In previous studies, there were just a few methods, such as simulated annealing (Kirkpatrick et al., 1983) and Continuation methods (Allgower & Georg, 1980), in the above mentioned excellent The goal of non-convex package is very helpful to us. Even with a lot of noise, SGD is free to explore more parameter spaces. As the noise decreases, it tends to stay where the signal strength is enough to be sensed by SGD: Given the limited SGD iteration step, the noise is unevenly distributed and its variance dominates the range. SGD then spends more time in a global, better-than-optimal parameter space. When the noise is close to 0 o'clock, it is equivalent to our solution in fine tuning (fine-tuning) and the noise-free objective function that converges to the least loss.

Later chapters, to be continued ~ ~ ~

"Noisy Activation function" noise activation functions (I.)

Contact Us

The content source of this page is from Internet, which doesn't represent Alibaba Cloud's opinion; products and services mentioned on that page don't have any relationship with Alibaba Cloud.
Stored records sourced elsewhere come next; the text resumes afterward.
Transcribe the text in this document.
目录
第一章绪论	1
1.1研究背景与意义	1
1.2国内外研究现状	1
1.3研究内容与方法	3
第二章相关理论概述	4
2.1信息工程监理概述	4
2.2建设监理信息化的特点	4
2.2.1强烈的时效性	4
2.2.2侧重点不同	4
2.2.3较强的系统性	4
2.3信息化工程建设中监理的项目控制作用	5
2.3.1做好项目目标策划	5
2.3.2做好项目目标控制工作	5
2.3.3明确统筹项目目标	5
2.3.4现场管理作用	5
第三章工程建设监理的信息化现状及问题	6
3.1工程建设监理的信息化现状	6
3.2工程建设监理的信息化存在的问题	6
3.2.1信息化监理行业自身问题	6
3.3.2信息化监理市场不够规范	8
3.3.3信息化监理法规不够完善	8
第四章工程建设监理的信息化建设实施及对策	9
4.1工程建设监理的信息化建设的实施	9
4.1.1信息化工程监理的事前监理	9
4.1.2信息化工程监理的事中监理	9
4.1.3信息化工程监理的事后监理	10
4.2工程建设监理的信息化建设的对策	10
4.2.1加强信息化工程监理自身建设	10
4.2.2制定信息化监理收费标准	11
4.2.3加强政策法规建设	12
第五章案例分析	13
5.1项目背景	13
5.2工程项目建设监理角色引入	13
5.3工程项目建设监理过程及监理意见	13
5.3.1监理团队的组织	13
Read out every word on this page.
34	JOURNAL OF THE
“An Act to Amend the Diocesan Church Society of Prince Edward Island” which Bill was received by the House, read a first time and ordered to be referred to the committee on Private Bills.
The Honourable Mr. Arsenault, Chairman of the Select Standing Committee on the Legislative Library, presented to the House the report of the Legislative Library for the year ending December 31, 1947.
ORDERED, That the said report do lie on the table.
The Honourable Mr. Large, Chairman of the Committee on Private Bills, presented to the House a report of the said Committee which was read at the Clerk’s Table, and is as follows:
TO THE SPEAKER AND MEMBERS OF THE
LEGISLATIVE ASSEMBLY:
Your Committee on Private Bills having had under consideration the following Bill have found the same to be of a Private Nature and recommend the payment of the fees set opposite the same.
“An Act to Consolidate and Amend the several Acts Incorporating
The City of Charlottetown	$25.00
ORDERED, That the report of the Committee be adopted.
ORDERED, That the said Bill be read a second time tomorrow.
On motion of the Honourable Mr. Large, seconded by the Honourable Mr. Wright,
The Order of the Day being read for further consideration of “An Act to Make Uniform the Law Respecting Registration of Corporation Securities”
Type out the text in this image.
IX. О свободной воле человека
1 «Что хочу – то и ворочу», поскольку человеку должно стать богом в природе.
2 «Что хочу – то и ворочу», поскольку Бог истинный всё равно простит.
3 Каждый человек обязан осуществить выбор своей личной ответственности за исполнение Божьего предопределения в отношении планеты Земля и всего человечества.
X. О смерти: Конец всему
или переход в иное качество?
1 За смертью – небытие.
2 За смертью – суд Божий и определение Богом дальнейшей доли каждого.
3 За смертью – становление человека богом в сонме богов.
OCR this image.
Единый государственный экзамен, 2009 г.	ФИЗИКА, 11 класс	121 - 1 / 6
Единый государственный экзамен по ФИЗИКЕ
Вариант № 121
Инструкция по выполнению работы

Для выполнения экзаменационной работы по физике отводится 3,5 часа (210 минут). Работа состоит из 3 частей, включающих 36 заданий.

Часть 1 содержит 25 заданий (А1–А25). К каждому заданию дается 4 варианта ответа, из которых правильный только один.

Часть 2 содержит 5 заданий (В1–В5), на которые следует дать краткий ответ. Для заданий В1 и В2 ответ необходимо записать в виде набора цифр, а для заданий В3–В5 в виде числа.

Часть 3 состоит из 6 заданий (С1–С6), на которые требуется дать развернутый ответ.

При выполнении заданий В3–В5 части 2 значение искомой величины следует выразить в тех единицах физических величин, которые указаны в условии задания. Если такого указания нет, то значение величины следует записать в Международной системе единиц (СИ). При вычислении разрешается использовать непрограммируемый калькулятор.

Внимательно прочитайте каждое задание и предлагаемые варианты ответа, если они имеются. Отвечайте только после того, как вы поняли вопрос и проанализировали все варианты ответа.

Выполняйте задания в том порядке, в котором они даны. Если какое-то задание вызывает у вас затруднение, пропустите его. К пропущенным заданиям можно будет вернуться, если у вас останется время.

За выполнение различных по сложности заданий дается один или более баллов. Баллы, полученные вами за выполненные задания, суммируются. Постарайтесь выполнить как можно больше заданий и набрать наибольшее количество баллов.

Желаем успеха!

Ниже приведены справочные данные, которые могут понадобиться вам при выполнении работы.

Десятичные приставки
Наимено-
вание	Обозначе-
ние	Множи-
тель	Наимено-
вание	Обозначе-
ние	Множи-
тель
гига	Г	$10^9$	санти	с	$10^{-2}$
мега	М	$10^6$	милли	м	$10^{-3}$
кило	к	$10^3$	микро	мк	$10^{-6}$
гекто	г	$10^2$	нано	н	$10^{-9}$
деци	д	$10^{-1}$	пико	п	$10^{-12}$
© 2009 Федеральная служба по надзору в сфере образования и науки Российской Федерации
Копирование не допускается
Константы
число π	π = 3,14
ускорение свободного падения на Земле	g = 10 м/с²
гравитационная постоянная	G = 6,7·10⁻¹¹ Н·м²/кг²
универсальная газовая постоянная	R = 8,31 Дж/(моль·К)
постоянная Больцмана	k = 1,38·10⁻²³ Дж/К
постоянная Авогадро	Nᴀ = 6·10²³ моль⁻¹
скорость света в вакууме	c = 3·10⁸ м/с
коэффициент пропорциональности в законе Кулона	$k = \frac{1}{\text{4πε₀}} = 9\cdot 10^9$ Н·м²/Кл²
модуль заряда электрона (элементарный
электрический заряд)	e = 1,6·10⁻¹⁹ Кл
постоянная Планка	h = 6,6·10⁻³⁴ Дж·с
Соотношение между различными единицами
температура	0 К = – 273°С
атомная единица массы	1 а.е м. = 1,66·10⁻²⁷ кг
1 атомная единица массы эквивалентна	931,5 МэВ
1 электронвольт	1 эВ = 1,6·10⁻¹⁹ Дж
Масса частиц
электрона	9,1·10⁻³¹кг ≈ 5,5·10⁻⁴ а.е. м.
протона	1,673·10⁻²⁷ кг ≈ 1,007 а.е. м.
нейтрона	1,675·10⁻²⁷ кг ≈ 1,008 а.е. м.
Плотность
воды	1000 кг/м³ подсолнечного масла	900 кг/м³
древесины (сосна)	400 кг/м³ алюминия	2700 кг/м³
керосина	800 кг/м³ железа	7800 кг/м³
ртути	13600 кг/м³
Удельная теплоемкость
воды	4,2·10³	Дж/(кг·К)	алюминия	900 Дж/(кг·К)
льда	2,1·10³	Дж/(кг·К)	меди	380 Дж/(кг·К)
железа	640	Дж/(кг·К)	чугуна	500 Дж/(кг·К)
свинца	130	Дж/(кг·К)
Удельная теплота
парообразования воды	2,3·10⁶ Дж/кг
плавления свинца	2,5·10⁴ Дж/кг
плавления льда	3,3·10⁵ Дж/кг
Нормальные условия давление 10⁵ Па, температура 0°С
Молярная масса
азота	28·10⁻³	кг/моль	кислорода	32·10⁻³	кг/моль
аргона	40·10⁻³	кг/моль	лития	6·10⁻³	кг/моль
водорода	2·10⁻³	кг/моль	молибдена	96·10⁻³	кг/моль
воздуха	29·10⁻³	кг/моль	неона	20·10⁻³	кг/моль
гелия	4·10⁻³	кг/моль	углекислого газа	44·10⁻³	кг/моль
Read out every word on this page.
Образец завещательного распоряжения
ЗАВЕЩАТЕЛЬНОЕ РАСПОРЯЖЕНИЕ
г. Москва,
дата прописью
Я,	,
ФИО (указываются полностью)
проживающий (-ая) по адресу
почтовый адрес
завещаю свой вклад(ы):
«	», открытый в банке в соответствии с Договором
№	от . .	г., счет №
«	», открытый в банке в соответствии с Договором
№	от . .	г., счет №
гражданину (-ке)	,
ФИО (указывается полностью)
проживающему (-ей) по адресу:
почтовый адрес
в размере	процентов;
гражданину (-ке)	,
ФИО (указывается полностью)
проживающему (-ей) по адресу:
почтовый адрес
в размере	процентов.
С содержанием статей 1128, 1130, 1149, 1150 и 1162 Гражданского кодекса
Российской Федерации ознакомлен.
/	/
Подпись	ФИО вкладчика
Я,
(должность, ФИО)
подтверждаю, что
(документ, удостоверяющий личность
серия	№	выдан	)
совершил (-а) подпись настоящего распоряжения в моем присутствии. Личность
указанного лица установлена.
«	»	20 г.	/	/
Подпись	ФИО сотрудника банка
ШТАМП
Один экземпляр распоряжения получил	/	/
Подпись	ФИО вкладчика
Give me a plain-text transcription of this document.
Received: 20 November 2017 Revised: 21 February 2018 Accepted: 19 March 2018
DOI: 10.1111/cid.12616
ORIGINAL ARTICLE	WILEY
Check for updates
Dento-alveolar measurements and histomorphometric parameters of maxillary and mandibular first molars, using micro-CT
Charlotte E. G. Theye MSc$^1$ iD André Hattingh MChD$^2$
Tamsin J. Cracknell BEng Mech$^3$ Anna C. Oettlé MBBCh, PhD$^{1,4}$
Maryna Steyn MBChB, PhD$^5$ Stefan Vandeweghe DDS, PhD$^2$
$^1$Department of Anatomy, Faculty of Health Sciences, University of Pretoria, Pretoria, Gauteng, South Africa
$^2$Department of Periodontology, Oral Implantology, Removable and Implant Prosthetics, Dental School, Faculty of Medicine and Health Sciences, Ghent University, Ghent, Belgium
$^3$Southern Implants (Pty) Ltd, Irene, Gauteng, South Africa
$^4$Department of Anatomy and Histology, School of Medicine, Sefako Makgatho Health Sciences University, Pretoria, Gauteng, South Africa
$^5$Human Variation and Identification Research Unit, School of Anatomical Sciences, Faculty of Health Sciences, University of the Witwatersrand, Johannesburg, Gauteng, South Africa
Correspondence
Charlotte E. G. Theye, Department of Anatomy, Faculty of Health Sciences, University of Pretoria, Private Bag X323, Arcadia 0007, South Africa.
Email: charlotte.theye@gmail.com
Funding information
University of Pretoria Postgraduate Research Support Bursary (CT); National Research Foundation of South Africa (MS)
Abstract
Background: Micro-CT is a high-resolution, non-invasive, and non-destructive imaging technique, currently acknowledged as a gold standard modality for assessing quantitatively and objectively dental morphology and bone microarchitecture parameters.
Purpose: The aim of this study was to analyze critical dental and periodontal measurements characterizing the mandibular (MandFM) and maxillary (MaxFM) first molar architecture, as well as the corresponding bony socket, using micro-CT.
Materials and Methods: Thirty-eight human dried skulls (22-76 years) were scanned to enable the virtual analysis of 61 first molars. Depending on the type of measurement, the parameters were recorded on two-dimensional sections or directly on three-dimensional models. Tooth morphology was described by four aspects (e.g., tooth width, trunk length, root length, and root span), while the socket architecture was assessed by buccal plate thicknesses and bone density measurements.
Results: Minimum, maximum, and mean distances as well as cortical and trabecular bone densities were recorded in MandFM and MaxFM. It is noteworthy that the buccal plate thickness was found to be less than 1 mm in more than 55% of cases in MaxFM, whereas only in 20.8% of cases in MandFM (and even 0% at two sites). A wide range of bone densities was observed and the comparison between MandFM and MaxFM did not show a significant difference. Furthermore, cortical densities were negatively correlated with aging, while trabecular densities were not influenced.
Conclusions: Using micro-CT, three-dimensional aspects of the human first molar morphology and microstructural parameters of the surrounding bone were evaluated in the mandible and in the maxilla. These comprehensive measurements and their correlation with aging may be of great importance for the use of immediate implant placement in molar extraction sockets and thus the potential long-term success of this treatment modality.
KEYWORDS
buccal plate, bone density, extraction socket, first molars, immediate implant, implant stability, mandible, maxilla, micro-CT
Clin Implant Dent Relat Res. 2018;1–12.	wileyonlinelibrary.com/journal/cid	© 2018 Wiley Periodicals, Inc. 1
If the content of the page makes you feel confusing, please write us an email, we will handle the problem within 5 days after receiving your email.

If you find any instances of plagiarism from the community, please send an email to: info-contact@alibabacloud.com and provide relevant evidence. A staff member will contact you within 5 working days.

A Free Trial That Lets You Build Big!

Start building with 50+ products and up to 12 months usage for Elastic Compute Service

  • Sales Support

    1 on 1 presale consultation

  • After-Sales Support

    24/7 Technical Support 6 Free Tickets per Quarter Faster Response

  • Alibaba Cloud offers highly flexible support services tailored to meet your exact needs.